Now that I’m on this side of the goal, what next? Where do I go from here?
Well, I could lose a couple more pounds just to be on the safe side for those times when I eat out with friends or family and inevitably add a pound or two in a day. That seems reasonable. But beyond that, the need is for a consistent lifestyle that doesn’t result in being five, ten, then fifteen pounds overweight again. It needs to be nipped in the bud on a daily basis.
It is my habit to weigh every morning before stepping into the shower. I know people tell you not to weigh every day because of the little fluctuations that people experience. For me, though, it works to weigh daily because that is what determines what I eat or don’t eat for the day. I can’t do what I want for a week and then exclaim “Oh, look, I’m five pounds over!” No – that has to be known when I’m one pound over so that my behavior is appropriate that day.

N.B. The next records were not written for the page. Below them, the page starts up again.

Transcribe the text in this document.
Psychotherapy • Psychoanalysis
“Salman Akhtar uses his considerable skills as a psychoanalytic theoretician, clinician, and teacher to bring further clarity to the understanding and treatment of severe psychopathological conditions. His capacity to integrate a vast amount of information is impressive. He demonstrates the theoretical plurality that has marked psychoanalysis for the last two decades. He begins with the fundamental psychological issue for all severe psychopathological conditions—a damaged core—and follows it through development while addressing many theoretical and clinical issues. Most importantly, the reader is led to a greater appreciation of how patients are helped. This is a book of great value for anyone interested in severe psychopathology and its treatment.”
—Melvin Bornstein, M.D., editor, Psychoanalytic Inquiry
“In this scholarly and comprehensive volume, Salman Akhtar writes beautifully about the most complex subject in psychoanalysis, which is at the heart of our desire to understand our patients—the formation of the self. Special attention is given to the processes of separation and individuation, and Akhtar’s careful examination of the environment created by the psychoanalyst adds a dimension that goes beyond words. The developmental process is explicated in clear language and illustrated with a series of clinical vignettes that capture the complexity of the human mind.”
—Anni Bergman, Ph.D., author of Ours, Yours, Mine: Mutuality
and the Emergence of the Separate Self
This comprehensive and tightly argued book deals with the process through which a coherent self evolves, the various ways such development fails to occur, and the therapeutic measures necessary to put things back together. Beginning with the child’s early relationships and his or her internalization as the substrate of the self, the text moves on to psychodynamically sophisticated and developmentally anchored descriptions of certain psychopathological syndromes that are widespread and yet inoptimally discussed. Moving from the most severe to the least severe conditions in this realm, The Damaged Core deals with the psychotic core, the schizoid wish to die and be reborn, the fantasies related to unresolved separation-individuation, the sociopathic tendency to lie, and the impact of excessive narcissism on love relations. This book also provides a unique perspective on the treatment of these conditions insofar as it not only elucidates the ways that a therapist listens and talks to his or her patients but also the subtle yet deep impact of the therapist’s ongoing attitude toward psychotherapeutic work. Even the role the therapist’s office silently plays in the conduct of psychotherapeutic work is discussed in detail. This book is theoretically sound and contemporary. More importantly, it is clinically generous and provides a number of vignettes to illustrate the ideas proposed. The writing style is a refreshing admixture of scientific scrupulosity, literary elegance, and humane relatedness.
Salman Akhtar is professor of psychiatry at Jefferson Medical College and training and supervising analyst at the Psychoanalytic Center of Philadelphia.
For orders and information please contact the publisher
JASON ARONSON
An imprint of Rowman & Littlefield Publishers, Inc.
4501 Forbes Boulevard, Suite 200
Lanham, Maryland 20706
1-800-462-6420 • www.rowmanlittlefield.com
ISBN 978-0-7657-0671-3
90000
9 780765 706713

The more general lesson in this is that all of our goals need incremental milestones and checkpoints along the way in order for us to know where we stand and to increase the likelihood of reaching them. Going too long without a checkpoint allows you to veer off course too easily, making the return path long and tedious.
Don’t set annual goals without more frequent checkpoints. Don’t only do annual performance reviews for employees without very frequent checkpoints along the way (mine are every two weeks with my manager). Don’t think that you will succeed just by setting a New Year’s resolution without some accountability from others as well as from yourself at least monthly throughout the year.
Leap year lesson #196 is Reaching goals happens in baby steps.